Hmm, I take that back (well, not the "should never" ...). In do_report/2 https://github.com/Feuerlabs/exometer_core/blob/master/src/exometer_report.erl#L1213 [handle_info(report_batch, ...)], which is called from the handle_info() clauses for report and report_batch, exometer_report calls exometer:get_value/2, which may end up doing an exometer_proc() call to a probe, which would use exometer_proc:call().

Chances are then, that one of your probes becomes unresponsive. Of course, the exometer_report process should not crash because of that – it should not even be blocked. I'll have to look into that.

— You are receiving this because you authored the thread. Reply to this email directly, view it on GitHub https://github.com/Feuerlabs/exometer_core/issues/99#issuecomment-338412379, or mute the thread https://github.com/notifications/unsubscribe-auth/ALcepoY-dUFKPixQqWMQMN06U6ZQb-LTks5suhTBgaJpZM4QBEpj .

ruttenberg commented 6 years ago

I have observed this problem intermittently. This is an example:

2018 Feb 27 18:02:08 52.23.248.173 erlang: error | gen_server exometer_report terminated with reason: timeout in exometer_proc:call/2 line 131 2018 Feb 27 18:02:13 52.23.248.173 erlang: error | CRASH REPORT Process exometer_report with 0 neighbours exited with reason: timeout in exometer_proc:call/2 line 131 in gen_server:terminate/7 line 812 2018 Feb 27 18:02:14 52.23.248.173 erlang: error | Supervisor exometer_core_sup had child exometer_report started with exometer_report:start_link() at <0.1178.23> exit with reason timeout in exometer_proc:call/2 line 131 in context child_terminated

exometer_report is restarted, and the cycle continues. This repeats for a while until the VM crashes.

At the point this begins, I notice the following in general VM statistics: dramatic drop in gc words reclaimed, IO, and reductions. dramatic increase in scheduler utilization, message queue count.

Please let me know what other information might be helpful in solving this problem.

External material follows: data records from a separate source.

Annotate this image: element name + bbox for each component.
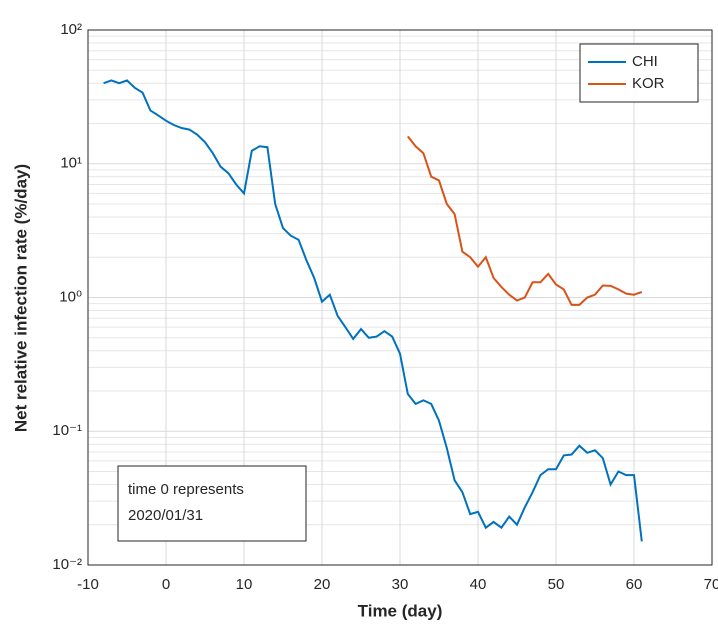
y-tick-label: 10⁻² [52,556,82,573]
legend-box [579,43,699,103]
x-axis-title: Time (day) [358,601,443,620]
series-line [103,79,643,542]
x-tick-label: 10 [236,576,253,593]
plot-frame [87,29,713,566]
x-tick-label: 20 [314,576,331,593]
legend-label: KOR [632,75,665,92]
x-tick-label: 40 [470,576,487,593]
annotation: time 0 represents 2020/01/31 [117,465,307,542]
annotation-box [117,465,307,542]
annotation-text: 2020/01/31 [128,507,203,524]
legend-label: CHI [632,53,658,70]
legend: CHI KOR [579,43,699,103]
x-tick-label: 30 [392,576,409,593]
y-axis-title: Net relative infection rate (%/day) [11,164,30,432]
x-tick-label: 70 [704,576,718,593]
y-tick-label: 10⁻¹ [52,422,82,439]
y-tick-label: 10⁰ [59,288,82,305]
x-tick-label: 60 [626,576,643,593]
x-tick-label: 50 [548,576,565,593]
annotation-text: time 0 represents [128,481,244,498]
series-line [407,135,643,306]
x-tick-label: 0 [162,576,170,593]
x-tick-label: -10 [77,576,99,593]
y-tick-label: 10² [60,21,82,38]
y-tick-label: 10¹ [60,155,82,172]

uwiger commented 6 years ago

@ruttenberg, that drop you observe, is it from stats reported by exometer or the actual numbers presented by the VM?

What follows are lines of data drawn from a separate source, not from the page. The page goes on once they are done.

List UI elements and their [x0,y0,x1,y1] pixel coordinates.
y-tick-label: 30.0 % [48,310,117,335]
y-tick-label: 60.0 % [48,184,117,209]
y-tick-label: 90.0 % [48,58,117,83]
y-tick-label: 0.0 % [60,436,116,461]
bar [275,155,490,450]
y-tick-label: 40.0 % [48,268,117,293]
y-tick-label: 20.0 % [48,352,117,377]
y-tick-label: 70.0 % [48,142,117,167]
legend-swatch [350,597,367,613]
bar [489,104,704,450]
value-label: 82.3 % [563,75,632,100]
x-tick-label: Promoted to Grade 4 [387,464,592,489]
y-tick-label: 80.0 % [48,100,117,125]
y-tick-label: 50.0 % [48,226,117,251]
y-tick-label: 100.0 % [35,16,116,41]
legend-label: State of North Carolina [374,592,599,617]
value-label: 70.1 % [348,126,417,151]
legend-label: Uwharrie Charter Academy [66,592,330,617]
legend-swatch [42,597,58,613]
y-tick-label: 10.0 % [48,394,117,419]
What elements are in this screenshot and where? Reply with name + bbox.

ruttenberg commented 6 years ago

That is from stats reported by exometer.

uwiger commented 6 years ago

Ok. I have the flu right now. I don't think I'll be able to do much about this today, but will gladly accept a PR that at least catches calls to exometer:get_value/2. One could also argue that get_value() shouldn't crash in the first place. This would also be an acceptable solution.

As to the problem of reporting drift if a particular metric keeps timing out, that's perhaps best noticed in the analytics backend and simply fixing the probe that keeps hanging.

ruttenberg commented 6 years ago

@uwiger I hope you feel better soon. I think you overestimate my understanding of the exometer implementation. I don't really understand what you are suggesting for the PR.

Thanks.

--Jon Ruttenberg

uwiger commented 6 years ago

@ruttenberg, for example:

https://github.com/Feuerlabs/exometer_core/blob/master/src/exometer_report.erl#L1438

The exometer_report process expects exometer:get_value/2 not to fail. Reading the docs, this seems like an appropriate assumption, but exometer_report could still wrap these in a try ... catch here.

More appropriate places to put try ... catch might be (fixing the get_value/2 function): https://github.com/Feuerlabs/exometer_core/blob/master/src/exometer.erl#L362

and https://github.com/Feuerlabs/exometer_core/blob/master/src/exometer_probe.erl#L592 (as well as #L595)

ruttenberg commented 6 years ago

@uwiger Thanks. I will take a look at those.

Some additional information: I have not implemented any probes. The only probe is the built-in histogram.